British American Tobacco is next to Grameenphone in terms of dividend yield. The dividend yield of the cigarette manufacturer is 4.8%. It had paid a 275% cash dividend in 2021. Besides, it paid a 100% cash dividend as an interim payment for the first half of 2022.
HeidelbergCement is at the bottom of the dividend yield list, with a dividend yield of 1.5%.
However, Marico's dividend yield, which was at the top of the list of annual returns, was 3.7%. The company paid an 800% cash dividend in the last financial year. Currently, its shares are trading at Tk2,421 per share.
According to market insiders, Grameenphone's dividend yield is higher as its share price is lower than its dividend payout. And because the share price of others is high, the yield has been low even though the dividend is high.
Financial performance
Despite high inflation, the dollar crisis, the energy crisis, and supply-chain disruption brought on by the Russia-Ukraine war in 2022, 11 out of 13 multinational companies saw revenue growth in the September quarter. Seven of the 11 companies saw profits despite an increase in their business costs.

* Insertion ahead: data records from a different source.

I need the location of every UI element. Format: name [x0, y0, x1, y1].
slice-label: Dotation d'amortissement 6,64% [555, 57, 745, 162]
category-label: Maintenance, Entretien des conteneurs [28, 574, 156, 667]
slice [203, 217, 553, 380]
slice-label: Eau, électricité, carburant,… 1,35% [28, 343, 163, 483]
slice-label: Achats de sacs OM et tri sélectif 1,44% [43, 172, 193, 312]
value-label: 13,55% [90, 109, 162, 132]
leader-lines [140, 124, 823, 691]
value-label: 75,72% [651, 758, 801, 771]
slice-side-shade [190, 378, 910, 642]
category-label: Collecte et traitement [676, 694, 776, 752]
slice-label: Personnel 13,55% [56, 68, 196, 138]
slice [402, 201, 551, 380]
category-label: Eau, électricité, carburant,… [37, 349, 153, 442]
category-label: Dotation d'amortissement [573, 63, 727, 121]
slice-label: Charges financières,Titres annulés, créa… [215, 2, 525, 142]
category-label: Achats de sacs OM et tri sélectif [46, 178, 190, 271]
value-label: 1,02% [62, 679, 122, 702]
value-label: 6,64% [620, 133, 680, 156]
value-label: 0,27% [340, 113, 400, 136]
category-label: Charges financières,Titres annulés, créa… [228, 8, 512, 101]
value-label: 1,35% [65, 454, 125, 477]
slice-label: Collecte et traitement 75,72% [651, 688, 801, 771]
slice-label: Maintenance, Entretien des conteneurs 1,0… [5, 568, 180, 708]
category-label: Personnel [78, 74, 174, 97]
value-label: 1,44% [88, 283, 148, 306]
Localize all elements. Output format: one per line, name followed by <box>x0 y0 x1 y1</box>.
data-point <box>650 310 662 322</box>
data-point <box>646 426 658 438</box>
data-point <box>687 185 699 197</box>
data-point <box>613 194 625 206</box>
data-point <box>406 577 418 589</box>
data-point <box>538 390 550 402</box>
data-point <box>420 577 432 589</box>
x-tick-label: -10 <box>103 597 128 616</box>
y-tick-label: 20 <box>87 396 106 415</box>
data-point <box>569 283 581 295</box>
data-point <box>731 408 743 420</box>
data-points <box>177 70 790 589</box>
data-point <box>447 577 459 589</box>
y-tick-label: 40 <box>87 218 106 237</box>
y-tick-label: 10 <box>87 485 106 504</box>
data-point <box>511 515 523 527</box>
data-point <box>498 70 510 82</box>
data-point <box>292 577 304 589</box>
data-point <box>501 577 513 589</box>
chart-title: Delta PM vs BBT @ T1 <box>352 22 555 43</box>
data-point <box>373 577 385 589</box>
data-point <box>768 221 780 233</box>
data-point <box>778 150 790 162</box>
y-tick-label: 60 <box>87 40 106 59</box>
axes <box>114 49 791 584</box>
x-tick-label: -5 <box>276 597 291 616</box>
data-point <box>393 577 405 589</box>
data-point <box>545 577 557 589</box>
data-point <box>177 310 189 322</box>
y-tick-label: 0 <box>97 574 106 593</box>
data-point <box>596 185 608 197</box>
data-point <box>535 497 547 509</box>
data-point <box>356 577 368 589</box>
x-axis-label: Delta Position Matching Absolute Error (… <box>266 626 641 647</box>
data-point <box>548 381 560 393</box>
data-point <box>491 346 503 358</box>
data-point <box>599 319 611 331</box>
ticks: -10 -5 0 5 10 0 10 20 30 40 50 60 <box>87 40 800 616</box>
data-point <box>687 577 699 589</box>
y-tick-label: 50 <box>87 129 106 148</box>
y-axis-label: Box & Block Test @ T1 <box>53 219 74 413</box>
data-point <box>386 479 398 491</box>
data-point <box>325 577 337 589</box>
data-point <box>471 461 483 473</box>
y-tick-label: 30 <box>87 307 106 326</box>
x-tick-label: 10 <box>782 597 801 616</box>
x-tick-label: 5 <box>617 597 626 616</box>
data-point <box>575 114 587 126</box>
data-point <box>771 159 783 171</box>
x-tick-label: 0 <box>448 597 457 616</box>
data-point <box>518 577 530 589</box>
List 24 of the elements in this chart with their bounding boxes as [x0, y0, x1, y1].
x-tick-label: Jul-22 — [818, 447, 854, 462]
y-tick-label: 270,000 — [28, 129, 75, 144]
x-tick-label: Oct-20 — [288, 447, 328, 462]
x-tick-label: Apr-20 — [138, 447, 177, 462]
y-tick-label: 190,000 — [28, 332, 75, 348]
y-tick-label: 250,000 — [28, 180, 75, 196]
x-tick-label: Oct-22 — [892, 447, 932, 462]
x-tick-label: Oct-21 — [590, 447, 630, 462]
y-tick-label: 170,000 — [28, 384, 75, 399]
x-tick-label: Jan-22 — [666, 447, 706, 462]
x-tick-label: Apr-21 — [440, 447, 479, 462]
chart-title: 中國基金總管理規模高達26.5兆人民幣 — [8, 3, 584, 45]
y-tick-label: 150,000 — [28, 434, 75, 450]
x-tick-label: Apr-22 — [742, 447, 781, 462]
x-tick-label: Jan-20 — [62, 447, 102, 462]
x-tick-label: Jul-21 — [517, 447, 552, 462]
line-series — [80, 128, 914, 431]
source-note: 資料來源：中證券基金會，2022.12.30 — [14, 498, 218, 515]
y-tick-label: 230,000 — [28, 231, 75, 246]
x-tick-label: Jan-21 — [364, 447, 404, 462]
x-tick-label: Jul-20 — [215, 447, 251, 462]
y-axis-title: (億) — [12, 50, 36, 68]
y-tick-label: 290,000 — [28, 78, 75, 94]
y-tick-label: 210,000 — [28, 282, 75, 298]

In the quarter ending on 30 September 2022, Berger Paints, British American Tobacco, and Bata Shoe all posted double-digit growth in revenue and profit.
Reckitt Benckiser and Linde Bangladesh both saw a decline in revenue and profit. Among these two companies, Reckitt is health related and Linde is in the oxygen business.
These two companies had performed well the previous year, owing primarily to the coronavirus outbreak. But now the business has dropped as Covid has waned.
Despite the ban on new SIM sales, Grameenphone's revenue increased by 6% and profit by 2%. But Robi's profit fell by 66% even as its revenue increased.
But Marico, which topped the share return list, failed to achieve double-digit growth in revenue and profit.
Singer and RAK Ceramics have seen the biggest decrease in profit due to cost increase.